# United States & Canada Vacations Forums > General Discussion >  >  Napa

## phil62

We drove up from Carmel this afternoon. The temp went from 63F to 93F in the first hour. Just an amazing climate shift in a very short period. 

Here are some photo's of the trip and Villagio, our new digs.

----------


## Eve

Beautiful!  Thank you! Lots of interesting comparisons between the Arawak and the sculpture at the top.

----------


## GramChop

Wow...looks almost like IdF.  Almost.    :Big Grin:  

Seriously, the Villagio looks pretty amazing.  It's gonna be a fun few days for the Bettans!!

----------


## JEK

Beautiful! Hope you have time for a nice French lunch at Bouchon!

http://www.bouchonbistro.com/

----------


## phil62

We visited 2 boutique wineries today. The first is Sodaro in Napa.

 

Next we visited Chanticleer in Yountville. We purchased some wine at both, and had a very enjoyable time.

 

Now it's really nap time!!!

Phil

----------


## bto

You two enjoy your trip.  We stayed at the Villagio's sister property, the Vintage Inn.  Loved the location and the property very much...especially the afternoon Tea served in the lobby...You should check it out after a long morning of visiting wineries....we found it just enough to hold you over till dinner  :laugh:  Have fun!

----------


## phil62

We did just that this afternoon, after coming back from the wineries, and we really like this place. They put out a breakfast buffet that is over the top good, and they even upgraded our room when we arrived.

Phil

----------


## katva

How perfect!  Looks like you are having such a special trip!

----------


## Rosemary

Enjoy! Thank you for bringing us along.

----------


## soyabeans

looks like you are having a great time.....and just think in less than 30 days you can rest in SBH

----------


## phil62

Here is an idea of what your wine looked like before it made it into the bottle. This is the Cabernet Vineyard at St Helena Winery.

 

 

Phil

----------


## Eve

So pretty.  I love that place.

----------


## tim

Okay, here's the question.  Which is better, Californian or French wines?

----------


## phil62

Funny you should ask. A few years ago I would have said California, but I have become so enamored of the Bordeaux that we can buy so reasonably on St Barth that I would have to say my tastes have changed and I'm now a lover of French wines.

Phil

----------


## phil62

Today we drove up to Healdsburg and visited Ferrari Carano, one of our favorite destination wineries. It is one of the most scenic places you can visit in the area. Here is a sample. To see more,  click here.

----------


## phil62

Our next stop was Francis Ford Coppola's latest wine country extravaganza in Geyserville. It is a tasting room with several restaurants and bars, plus a gorgeous pool surrounded by lounges and chairs that can be rented by the day, and includes full use of the pool. It's a must see if you're in the area.

 

 

Of course, lot's of Coppola memorabilia on display.  

 



Here are some of the outdoor areas. Lot's of families enjoying the wonderful weather and equally wonderful surroundings.

 

 

Phil

----------


## amyb

The gardens and plantings and statuary at F C are  not to be believed...it is another world. The Alexander Valley is worth the car trip...very different vibes.

----------


## KevinS

I'm very fond of Ferrari Carano's whites, but I didn't know that the last time that I was in Napa.  Next time...

----------


## amyb

Looking forward to the wine arriving next week. It is going to go down very we'll poolside. 
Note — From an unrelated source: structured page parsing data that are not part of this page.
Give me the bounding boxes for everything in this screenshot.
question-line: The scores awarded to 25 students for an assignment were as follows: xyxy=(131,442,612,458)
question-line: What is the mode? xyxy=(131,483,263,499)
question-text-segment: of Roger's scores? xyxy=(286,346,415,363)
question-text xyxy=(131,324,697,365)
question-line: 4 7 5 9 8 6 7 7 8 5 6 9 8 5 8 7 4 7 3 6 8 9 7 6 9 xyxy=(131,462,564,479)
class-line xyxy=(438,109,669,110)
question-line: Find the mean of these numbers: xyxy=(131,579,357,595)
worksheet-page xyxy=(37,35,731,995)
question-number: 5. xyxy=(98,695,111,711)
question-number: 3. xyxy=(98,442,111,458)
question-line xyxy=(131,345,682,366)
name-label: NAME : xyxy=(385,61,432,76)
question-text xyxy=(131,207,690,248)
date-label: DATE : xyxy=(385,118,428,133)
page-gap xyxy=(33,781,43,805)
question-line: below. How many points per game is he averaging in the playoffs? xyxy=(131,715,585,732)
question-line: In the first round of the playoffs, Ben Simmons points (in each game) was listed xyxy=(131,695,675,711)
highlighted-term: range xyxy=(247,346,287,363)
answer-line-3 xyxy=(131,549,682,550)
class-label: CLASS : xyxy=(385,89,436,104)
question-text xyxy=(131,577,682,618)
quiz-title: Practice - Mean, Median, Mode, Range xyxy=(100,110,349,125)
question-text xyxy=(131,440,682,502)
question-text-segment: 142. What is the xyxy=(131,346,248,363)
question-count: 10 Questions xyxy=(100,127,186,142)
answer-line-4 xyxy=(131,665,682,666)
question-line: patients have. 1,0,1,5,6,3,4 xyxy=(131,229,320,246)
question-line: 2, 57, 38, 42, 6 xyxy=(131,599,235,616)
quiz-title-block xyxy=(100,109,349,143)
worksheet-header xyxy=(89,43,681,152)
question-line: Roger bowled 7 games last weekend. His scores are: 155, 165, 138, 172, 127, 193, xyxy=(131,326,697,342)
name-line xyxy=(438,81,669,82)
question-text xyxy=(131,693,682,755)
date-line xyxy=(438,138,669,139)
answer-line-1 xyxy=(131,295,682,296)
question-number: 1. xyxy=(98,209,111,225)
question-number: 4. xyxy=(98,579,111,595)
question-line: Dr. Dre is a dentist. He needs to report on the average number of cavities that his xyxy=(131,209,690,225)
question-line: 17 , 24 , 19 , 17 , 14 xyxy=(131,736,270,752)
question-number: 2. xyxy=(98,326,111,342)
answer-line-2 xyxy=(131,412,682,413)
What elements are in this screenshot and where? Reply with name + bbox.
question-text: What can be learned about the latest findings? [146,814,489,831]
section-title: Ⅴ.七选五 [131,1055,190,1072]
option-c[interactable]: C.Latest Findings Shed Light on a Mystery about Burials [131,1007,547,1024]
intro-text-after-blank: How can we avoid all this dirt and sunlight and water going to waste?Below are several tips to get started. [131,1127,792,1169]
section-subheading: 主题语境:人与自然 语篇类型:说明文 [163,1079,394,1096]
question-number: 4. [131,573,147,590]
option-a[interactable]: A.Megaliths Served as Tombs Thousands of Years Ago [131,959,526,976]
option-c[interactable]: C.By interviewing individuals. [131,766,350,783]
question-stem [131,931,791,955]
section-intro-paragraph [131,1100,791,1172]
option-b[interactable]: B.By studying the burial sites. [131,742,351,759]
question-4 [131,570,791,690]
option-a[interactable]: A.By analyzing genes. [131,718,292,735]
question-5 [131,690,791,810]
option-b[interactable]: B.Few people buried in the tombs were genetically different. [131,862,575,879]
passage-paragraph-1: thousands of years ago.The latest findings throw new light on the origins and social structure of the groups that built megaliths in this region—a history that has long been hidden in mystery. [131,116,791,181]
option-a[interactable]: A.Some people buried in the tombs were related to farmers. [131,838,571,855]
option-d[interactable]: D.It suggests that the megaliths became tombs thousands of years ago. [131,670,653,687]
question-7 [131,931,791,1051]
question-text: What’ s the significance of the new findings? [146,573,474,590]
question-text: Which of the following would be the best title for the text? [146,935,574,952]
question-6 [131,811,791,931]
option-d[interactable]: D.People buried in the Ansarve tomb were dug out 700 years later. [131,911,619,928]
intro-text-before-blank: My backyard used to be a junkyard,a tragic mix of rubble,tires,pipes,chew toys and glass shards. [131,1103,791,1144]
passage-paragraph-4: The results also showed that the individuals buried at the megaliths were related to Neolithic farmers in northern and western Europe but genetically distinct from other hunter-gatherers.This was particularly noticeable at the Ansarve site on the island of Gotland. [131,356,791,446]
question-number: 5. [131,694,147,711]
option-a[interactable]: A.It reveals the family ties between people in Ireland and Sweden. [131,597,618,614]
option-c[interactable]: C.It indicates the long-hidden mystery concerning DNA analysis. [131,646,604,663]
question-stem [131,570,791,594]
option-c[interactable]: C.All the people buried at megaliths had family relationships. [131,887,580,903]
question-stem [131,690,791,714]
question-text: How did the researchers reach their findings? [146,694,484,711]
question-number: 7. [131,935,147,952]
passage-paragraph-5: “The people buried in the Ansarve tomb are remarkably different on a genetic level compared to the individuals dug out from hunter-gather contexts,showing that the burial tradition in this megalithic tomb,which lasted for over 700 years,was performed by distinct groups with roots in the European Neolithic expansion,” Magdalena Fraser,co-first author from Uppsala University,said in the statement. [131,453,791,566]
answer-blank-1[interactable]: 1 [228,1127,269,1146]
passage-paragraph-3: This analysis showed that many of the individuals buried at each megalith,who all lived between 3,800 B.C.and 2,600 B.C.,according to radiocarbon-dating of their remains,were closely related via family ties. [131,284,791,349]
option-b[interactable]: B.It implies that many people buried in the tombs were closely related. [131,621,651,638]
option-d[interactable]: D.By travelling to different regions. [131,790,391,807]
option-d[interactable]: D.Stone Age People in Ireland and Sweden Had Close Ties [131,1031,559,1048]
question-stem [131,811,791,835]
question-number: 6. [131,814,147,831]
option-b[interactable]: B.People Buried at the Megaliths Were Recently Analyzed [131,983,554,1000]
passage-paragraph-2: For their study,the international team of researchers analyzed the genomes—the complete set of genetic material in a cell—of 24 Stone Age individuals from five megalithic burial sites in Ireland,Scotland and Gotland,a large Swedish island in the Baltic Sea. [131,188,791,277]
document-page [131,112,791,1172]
There is a new UPS service. The wine goes East  by train in a cool refrigerated  car so spoilage does not occur. It leaves on a Monday and gets to NY in  a few days for a small sur charge per case.

----------


## nbs

Thanks for posting the photos and information.  I have a French friend who will be visiting us here, and we are going to Napa Valley and San Francisco for a week in August.  Even though I love French wines and have been to some vineyards in Bordeaux, France, I am interested in seeing our vineyards in California and to compare the two.

----------


## phil62

So Amy found this Mustang Convertible in our hotel's parking lot, and immediately wanted to switch with our Grey one. I had to explain that Thrifty would take a dim view of us showing up with the wrong car.

----------


## GramChop

It's the same color as your St Barth Terios, if I recall correctly!  Electric and neon all at the same time!!!!

----------


## phil62

That's what I tried to explain to Amy, but she was sure it was a dead on match for her blouse. BTW, I'm posting at 41000 feet somewhere over the mid-west.

Phil

----------


## MIke R

Coppola Claret is one of Wendi's favorite reds..looks like fun....someday...was there a few times but not with Wendi

----------


## NHDiane

I LOVE this color/car!!  I would have been all over it too..good eye, Amy!

----------


## GramChop

> That's what I tried to explain to Amy, but she was sure it was a dead on match for her blouse. BTW, I'm posting at 41000 feet somewhere over the mid-west.
> 
> Phil



Looks like you're headed home with just enough time to detox prior to your next St Barth jaunt.  It's good to be a Bettan!

----------


## Eve

And Missy is an honorary Bettan

----------


## GramChop

I have certainly thrown around the Bettan name on St Barth to get a great table or an air kiss from Randy and Maya, that's for sure!    :Wink:

----------


## nbs

Did you eat at any of Thomas Keller's restaurants?  And if so, which one did you like best?  I hear Ad Hoc is good.

----------


## phil62

We had a reservation at Ad Hoc but left after 30 minutes of being mostly ignored. Walked down the street to Bistro Jeanty and had a wonderful meal. This was our second bad experience with a Keller restaurant, so I don't think we will be trying any of the others.

Phil

----------


## sradek

Phil, Amy - Sounds like the birthday trip is going well.  Am enjoying your pics, and sounds like the tastings are going well so far.

----------


## amyb

Susanne, we are still mellow from the trip. We are home and looking foreward to the wine shipments now being shipped reaching us

----------


## phil62

We got home Saturday, and the trip was great. Our wine is beginning to arrive, so we will have constant reminders of the trip. I highly recommend the places we stayed and most of the restaurants we ate in.

Phil

----------


## sradek

Did you get to Palmaz? If so, how was the experience?

----------


## phil62

We only went to about 10 wineries, and that wasn't one of them. We have been to Napa many times, and concentrate now mainly on the boutique places. BTW, I have 4 boxes of wine already in my office, and the pile is growing as the shipments come in. We didn't go crazy but still managed to buy several cases.

Phil

----------


## Dorocke

How was Bottega??  Did you see whats-his-name, the owner/chef?

----------


## amyb

Michael Chiarelli or something like that?  No, we did not see him. Dinner at Bottega was our first night in wine country and a short walk from Villagio-everything was quite good. Love the California fresh ingredients.

----------


## NHDiane

ONLY 10 Phil??   :Embarrassment:   So much wine, so little time!!

----------


## phil62

We're mellowing.

Phil

----------


## sradek

Sounds like you both had a wonderful trip

----------